4. Quatrième secret : Les infrastructures comme colonne vertébrale
On ne combat pas la pauvreté avec de longues prières, mais avec des routes, des ports, des rails, et l’électricité accessible.
Entre 1990 et 2020, la Chine a construit plus de 140 000 km d’autoroutes (deux fois le réseau des États-Unis) et plus de 40 000 km de lignes de train à grande vitesse, soit 70 % du réseau mondial.
Quand un paysan peut amener son produit au marché en 30 minutes au lieu de 5 heures, ce n’est pas un miracle, c’est de l’ingénierie économique.
5. Cinquième secret : La discipline collective
Quand un gouvernement chinois dit qu’un chantier doit finir en 10 jours, il finit en 10 jours. Pas parce qu’ils sont plus intelligents, mais parce qu’ils ont une culture du devoir collectif que nous avons perdue chez nous.
L’exemple que je donne ici, c’est l’hôpital construit en 10 jours à Wuhan (2020) lors du COVID. Plus de 7 000 ouvriers mobilisés jour et nuit, sans pause, avec rotation parfaite. Résultat, un hôpital opérationnel pendant que dans nos pays, un simple bâtiment administratif ou amphithéâtre universitaire met quatre ans et parfois ne finit jamais.
Pendant ce temps, à Bangui, en République Centrafricaine… Touadéra fait tout à fait le contraire. Il fait des discours pour que le pays se développe, alors que le pays est en retard de plus de 50 ans.
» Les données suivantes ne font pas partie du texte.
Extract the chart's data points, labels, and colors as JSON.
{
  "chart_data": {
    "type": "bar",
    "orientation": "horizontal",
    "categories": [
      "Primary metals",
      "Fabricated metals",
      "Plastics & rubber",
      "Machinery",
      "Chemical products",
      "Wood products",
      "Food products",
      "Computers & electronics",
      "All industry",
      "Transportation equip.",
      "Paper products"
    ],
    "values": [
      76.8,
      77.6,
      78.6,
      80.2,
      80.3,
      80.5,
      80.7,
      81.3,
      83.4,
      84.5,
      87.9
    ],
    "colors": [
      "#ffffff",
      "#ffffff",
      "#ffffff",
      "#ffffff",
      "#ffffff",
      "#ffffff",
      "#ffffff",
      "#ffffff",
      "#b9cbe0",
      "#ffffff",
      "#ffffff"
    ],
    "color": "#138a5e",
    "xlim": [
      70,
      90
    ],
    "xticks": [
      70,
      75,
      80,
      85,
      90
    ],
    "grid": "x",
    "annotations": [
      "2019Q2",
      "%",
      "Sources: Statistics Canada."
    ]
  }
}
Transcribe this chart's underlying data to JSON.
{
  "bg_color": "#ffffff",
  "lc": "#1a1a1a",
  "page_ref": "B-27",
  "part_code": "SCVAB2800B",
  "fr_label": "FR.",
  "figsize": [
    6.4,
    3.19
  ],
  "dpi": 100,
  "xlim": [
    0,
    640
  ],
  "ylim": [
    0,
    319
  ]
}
Il fait des discours alors que dans la réalité, rien. Il rassemble les gens, il fait des prières. C’est de la mythomanie.
Bref, la pauvreté n’est pas une malédiction Les Chinois ont vaincu la misère sans prière, mais pas sans morale. Leur morale, c’est le travail, la discipline, l’organisation collective, la science, l’audace d’essayer et le courage de corriger.